Pendekatan yang kedua adalah
Liberalisme. Teori ini muncul sebagai kritik atas merkantilisme, yang dianggapnya
akan menghalangi tercapainya kesejahteraan masyarakat negara (Jackson &
Sorensen, 2009:235). Pemikiran liberalisme ekonomi berasal dari Adam Smith
melalui bukunyaWealth of Nations (1776), yang meyakini bahwa untuk
mencapai efisiensi dan pertumbuhan ekonomi yang tinggi, pemerintah tidak
seharusnya ikut campur dan justru membiarkan pasar berjalan pada mekanismenya
sendiri. Kemudian pendapat ini dikuatkan dengan konsep keunggulan komparatif
milik David Ricardo, di mana proses produksi ekonomi akan lebih efisien ketika
setiap aktor mengkhususkan produksinya yang menghasilkan keuntungan terbesar.

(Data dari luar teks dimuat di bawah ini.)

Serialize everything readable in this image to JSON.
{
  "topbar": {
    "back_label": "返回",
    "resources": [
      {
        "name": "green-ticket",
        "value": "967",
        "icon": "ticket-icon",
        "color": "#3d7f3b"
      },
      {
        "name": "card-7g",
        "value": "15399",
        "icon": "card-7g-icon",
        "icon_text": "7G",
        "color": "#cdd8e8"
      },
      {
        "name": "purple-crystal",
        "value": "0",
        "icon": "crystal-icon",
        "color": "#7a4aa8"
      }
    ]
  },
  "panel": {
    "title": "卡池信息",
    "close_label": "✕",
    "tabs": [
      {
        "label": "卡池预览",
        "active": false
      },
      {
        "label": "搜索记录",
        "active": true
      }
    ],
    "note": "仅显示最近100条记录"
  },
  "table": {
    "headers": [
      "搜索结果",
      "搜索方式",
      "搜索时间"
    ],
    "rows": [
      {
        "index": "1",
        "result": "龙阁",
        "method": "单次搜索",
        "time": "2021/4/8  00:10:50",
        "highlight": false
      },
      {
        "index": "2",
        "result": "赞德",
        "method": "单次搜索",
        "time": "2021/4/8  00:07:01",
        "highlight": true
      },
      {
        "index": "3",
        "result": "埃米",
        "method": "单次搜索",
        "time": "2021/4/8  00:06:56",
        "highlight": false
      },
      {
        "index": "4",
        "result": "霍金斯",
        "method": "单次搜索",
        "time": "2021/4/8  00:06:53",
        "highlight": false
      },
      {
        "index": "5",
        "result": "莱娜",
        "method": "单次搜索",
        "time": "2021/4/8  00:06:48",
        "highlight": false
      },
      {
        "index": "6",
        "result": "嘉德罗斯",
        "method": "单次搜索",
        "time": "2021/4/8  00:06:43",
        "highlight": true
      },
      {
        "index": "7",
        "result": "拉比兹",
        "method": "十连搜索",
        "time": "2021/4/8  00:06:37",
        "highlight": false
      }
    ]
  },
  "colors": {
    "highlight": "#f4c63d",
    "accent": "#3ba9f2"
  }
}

Dengan demikian dalam aktivitas perdagangan bebas yang lintas batas, setiap
negara akan memperoleh keuntungan yang maksimal melalui efisiensi, dan
kesejahteraan global akan meningkat (Jackson & Sorensen, 2009:235). Dan
oleh karena perspektif dasarnya yang liberal, maka ia mengedepankan kebebasan
individu untuk mengeksplor lebih jauh kesempatan untuk turut terlibat dalam
pasar. Sehingga dalam perspektif liberalisme ini setiap individu akan
memperoleh keuntungan ketika ia terlibat dalam pasar, dan kesejahteraan
individu akan lebih terjamin. Dengan demikian, perekonomian internasional
seharusnya didasarkan pada perdagangan bebas (Jackson & Sorensen,
2009:234).
Pendekatan yang ketiga yaitu
Marxisme. Pendekatan ini muncul sebagai kritik atas liberalisme ekonomi.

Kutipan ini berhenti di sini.